A New York-based spokesman declined to comment on what form the restructuring might take or how advanced the planning had become at the bank, which recently hired former EU chief José Manuel Barroso as chairman of its London-based subsidiary.
However, its 10-Q regulatory filing was more specific than that of Morgan Stanley, which said that while there were “several alternative models of relationship that the UK might seek to negotiate with the EU”, it would “continue to evaluate various courses of action”.
Dublin or Frankfurt
Before the EU referendum Morgan Stanley had warned that 1,000 of its London jobs could be relocated in the event of a vote to leave, although it later denied it had plans to move staff to Dublin or Frankfurt.
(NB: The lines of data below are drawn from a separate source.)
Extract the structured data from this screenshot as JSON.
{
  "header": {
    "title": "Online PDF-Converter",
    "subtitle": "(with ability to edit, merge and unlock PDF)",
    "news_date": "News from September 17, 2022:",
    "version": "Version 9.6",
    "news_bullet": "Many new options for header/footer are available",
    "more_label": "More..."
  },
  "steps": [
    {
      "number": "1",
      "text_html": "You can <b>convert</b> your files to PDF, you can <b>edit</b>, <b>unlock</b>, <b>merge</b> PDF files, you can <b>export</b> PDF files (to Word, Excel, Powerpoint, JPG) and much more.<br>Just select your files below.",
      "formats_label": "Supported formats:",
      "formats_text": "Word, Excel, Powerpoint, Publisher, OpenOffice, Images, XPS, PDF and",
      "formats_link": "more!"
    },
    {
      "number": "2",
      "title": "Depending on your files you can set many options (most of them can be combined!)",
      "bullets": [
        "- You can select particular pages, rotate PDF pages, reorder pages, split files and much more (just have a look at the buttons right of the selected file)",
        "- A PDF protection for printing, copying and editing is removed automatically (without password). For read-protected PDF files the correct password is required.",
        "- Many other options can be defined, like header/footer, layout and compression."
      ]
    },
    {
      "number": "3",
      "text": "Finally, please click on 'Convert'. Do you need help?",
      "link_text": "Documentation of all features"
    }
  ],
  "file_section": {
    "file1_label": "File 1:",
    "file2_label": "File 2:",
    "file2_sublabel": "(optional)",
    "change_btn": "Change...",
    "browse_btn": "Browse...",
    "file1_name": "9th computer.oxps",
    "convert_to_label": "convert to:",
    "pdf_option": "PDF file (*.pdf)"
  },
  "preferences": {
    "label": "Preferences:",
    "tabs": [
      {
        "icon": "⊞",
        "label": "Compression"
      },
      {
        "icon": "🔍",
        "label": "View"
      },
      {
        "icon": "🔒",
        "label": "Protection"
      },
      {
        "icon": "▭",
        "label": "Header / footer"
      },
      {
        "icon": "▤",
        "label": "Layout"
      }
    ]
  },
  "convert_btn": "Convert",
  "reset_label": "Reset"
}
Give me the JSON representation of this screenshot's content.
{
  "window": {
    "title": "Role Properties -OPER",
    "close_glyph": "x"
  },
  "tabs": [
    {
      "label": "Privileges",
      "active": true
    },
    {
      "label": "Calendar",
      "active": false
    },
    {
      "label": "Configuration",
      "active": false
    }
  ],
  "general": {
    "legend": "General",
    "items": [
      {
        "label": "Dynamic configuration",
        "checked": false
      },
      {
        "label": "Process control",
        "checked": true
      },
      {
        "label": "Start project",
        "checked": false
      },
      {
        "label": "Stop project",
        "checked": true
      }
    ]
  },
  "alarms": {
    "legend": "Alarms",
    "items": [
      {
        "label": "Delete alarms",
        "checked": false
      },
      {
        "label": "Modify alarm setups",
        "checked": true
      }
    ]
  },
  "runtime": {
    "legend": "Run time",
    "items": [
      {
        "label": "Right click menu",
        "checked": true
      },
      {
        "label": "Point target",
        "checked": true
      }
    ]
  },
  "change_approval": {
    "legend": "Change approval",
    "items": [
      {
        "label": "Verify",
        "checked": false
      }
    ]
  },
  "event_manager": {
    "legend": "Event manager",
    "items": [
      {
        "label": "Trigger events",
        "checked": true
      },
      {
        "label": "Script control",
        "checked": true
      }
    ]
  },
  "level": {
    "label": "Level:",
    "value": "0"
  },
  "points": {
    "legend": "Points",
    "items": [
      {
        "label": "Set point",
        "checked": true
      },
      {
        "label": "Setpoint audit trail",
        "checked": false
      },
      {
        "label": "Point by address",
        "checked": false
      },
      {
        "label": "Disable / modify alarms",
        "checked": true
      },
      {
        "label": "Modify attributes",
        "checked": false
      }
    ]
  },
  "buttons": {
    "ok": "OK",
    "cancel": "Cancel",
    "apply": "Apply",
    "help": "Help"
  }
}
Most banks have been working on the basis that so-called Brexit means their London operations will lose the EU “passports” they use to do business in the 28-country bloc, but this will not be settled until negotiations between Downing Street and Brussels are complete.
Loss of passporting could force them to set up subsidiaries in EU countries that would carry out trading and other regulated activities between the banks and their European clients.
In the run-up to the UK vote in June, banks including JPMorgan and HSBC suggested that Brexit might result in the loss or relocation of thousands of EU jobs. Since then, most have toned down their rhetoric as they await the outcome of the UK/EU negotiations.
In its filing, Goldman Sachs wrote that “the timing and the outcome” of negotiations were “both highly uncertain”.
Bill Michael, head of financial services at KPMG in London, said all the banks he advises felt the talks were crucial. “I’ve never seen the sector as united as it was now, not even during the financial crisis,” he said.
“If we move away from where we are now significantly, it has a significant impact on all of their businesses.”
A London-based executive at a top Wall Street bank said it would be “irresponsible” for him not to consider the loss of his EU passport as his “base case” but his bank would not start making concrete plans until the situation was clearer.
Maintaining access to the single market was one of the key issues cited by the City earlier this week in a wide-ranging manifesto on its post-Brexit priorities.
Another Wall Street banker said his bank could still serve UK and European clients. He added: “We could execute solutions on the continent, we could execute in the UK.” His unit had “not rejigged any headcount” yet.